Une complication fréquemment observée au moment de l’excision des polypes est l’apparition, généralement transitoire, de quelques jours à quelques semaines d’un syndrome de Claude Bernard-Horner, immédiatement en phase postopératoire (voir photo 5). Cette complication est observée qu’un curetage de la bulle tympanique ait été ou non associé à l’avulsion du polype. Un syndrome vestibulaire peut également survenir, indépendamment de la réalisation du curetage.

Lors de l’abord de la bulle tympanique, le risque d’apparition d’une perturbation d’ordre neurologique est plus élevé (syndrome de Claude Bernard-Horner, syndrome vestibulaire ou encore atteinte du nerf facial avec parésie/paralysie palpébrale lors de la dissection des tissus mous). Cependant, le risque d’observer une récidive est bien supérieur après une traction/avulsion simple qu’après l’utilisation de la technique qui associe le curetage de la bulle tympanique. L’origine probable des polypes dans cette dernière conduit à indiquer son curetage pour réduire le risque de récidive, que des signes radiologiques d’atteinte auriculaire moyenne soient mis en évidence ou non. Un taux de récidive d’environ 2 % a été décrit avec le curetage de la bulle par un abord ventral associé à la traction/avulsion. Ce taux est beaucoup plus élevé lors d’avulsion simple (environ 30 % des cas). Toutefois, si un traitement corticoïde postopératoire est instauré pendant quatre semaines (à la posologie de 1 à 2 mg/kg/j pendant quatorze jours, puis à doses dégressives sur la même période), le taux est réduit à environ 10 %.

Si aucune atteinte auriculaire moyenne clinique n’est observée (syndrome de Claude Bernard-Horner ou encore syndrome vestibulaire), et en l’absence de polype auriculaire externe associé, la réalisation d’une traction/avulsion du polype, suivie d’un traitement corticoïde postopératoire à hautes doses dégressives, demeure le traitement de choix.

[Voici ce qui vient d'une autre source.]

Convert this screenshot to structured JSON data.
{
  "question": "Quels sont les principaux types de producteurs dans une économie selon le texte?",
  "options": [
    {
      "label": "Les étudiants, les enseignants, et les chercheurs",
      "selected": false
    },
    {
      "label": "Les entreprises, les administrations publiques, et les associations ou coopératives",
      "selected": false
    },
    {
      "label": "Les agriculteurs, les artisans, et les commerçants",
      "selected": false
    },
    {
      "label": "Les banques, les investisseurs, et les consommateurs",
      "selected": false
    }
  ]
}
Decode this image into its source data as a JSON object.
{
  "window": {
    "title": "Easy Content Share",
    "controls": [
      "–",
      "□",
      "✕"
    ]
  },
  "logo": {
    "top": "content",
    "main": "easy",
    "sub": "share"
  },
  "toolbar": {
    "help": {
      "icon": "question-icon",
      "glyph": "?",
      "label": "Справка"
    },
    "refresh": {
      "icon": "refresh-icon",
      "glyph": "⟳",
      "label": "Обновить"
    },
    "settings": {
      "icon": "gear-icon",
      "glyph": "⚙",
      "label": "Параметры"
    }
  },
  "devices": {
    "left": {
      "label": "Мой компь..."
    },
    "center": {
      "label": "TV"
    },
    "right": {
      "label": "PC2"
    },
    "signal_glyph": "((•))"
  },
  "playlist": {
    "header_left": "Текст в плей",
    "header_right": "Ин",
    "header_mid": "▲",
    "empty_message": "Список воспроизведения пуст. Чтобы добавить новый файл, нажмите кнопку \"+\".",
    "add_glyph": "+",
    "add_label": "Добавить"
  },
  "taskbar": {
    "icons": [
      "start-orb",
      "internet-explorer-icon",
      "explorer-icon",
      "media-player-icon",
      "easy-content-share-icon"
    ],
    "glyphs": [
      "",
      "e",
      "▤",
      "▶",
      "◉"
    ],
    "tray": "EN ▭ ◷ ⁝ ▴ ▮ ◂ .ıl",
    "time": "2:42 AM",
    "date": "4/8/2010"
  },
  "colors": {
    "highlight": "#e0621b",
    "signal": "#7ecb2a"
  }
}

En cas de rechute, d’une atteinte marquée de l’oreille moyenne ou bien de polype de l’oreille externe, le curetage de la bulle est indiqué afin d’éviter le risque élevé de récidive.

BIBLIOGRAPHIE

  • • K.E. Donnelly, D.M. Tillson : « Feline inflammatory polyps and ventral bulla osteotomy », Comp. Contin. Educ. Pract. Vet., juin 2004, pp. 446-454.